I watched in fascination as she moved the paper from one tray to another, repeating the process until she was satisfied. Then she moved the fully developed picture to a tub of water placed in the large sink along the wall.
Turning to me, she beamed. “Ready for another one?”
“Hell yeah.”
She laughed as she moved to the machine to expose another picture. This time, when she transported the blank paper to the basin, I was right behind her. And this time, already knowing what to expect, I took the opportunity to study her instead of the image she created.
With her hair pulled up into a loose ponytail, her neck was exposed to me. Even without adequate light, I could see that it was clear of any marks that labeled her as a tag. It had been long enough by now that, if she had been tagged, the mark would be visible.
I pressed against her back, using the excuse that I wanted to see what she was doing better.

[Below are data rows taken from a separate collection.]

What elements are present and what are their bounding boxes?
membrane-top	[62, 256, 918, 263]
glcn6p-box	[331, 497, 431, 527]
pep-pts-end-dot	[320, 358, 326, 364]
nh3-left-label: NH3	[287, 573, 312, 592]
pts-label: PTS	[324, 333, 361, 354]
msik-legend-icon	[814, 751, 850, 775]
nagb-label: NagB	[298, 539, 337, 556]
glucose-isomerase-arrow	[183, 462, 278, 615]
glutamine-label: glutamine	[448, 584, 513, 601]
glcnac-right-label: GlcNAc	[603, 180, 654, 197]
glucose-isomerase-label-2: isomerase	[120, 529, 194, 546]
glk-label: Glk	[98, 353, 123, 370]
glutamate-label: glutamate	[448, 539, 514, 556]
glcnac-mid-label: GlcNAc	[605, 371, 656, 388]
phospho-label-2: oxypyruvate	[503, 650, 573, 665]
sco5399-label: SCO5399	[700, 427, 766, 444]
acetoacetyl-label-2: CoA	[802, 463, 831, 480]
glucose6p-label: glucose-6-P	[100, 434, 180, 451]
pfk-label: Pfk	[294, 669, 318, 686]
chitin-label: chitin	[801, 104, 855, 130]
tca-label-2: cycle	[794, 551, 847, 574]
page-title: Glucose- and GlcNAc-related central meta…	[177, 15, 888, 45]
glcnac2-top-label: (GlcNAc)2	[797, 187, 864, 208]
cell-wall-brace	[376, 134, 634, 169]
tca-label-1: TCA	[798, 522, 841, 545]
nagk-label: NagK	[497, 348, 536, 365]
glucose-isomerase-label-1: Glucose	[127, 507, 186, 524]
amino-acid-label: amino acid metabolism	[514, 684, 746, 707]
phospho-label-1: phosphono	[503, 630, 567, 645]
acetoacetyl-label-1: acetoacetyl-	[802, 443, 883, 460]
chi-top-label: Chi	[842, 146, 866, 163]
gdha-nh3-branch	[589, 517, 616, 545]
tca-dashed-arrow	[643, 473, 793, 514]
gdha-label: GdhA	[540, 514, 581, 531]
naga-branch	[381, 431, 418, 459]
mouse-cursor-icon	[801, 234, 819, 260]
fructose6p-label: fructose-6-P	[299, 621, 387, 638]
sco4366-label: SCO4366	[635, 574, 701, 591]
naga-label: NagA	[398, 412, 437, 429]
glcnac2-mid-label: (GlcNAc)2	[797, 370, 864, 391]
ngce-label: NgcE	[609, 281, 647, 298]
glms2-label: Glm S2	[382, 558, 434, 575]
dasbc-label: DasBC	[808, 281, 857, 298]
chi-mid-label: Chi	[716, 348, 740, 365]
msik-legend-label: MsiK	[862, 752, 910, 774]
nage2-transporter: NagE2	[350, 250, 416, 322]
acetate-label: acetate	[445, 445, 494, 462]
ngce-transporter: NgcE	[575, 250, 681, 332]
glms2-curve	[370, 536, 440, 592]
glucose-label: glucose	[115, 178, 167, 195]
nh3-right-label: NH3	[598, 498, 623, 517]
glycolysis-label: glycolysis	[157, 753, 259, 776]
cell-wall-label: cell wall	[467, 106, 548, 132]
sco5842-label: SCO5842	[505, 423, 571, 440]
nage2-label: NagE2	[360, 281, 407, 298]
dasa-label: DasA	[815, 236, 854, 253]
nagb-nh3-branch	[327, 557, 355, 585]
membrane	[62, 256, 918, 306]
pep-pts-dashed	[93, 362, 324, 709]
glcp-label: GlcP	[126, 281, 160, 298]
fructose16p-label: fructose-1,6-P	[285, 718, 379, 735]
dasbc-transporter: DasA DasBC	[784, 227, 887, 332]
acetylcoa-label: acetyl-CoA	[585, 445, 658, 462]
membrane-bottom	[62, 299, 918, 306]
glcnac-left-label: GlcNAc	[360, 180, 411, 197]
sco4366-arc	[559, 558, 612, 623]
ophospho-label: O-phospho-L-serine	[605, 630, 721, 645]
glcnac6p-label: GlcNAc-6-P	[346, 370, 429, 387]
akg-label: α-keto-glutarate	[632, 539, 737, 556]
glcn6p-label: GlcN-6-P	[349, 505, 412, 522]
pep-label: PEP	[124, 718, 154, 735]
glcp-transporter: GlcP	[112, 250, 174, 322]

In reality, I couldn’t seem to get close enough to her. The feel of her warmth against me was the only thing that eased my weekend-long anxiety spurred by her absence. I was finally starting to calm down, while simultaneously working myself into a frenzy of an entirely different nature. Her hair was in my face, and I sniffed to breathe in the subtle coconut scent.
Her chin nudged to the side, showing me the trace of a dimple on her cheek. “Did you just smell my hair?”
“No.” She shifted to peer over her shoulder, and I shrugged. “So what? I like coconuts.”
I glimpsed a smile before she turned to withdraw the now fully developed picture. I moved with her, staying pressed to her back as she inched along the basin to transfer it into the next pool of chemicals. Her breaths grew labored as she rocked the tray back and forth.
“Dylan?” My name rolled off her tongue softly, drawing me forward.
Her hair tickled my nose as I moved from one side of her to the other. I lowered my mouth to her ear. “Hmm?”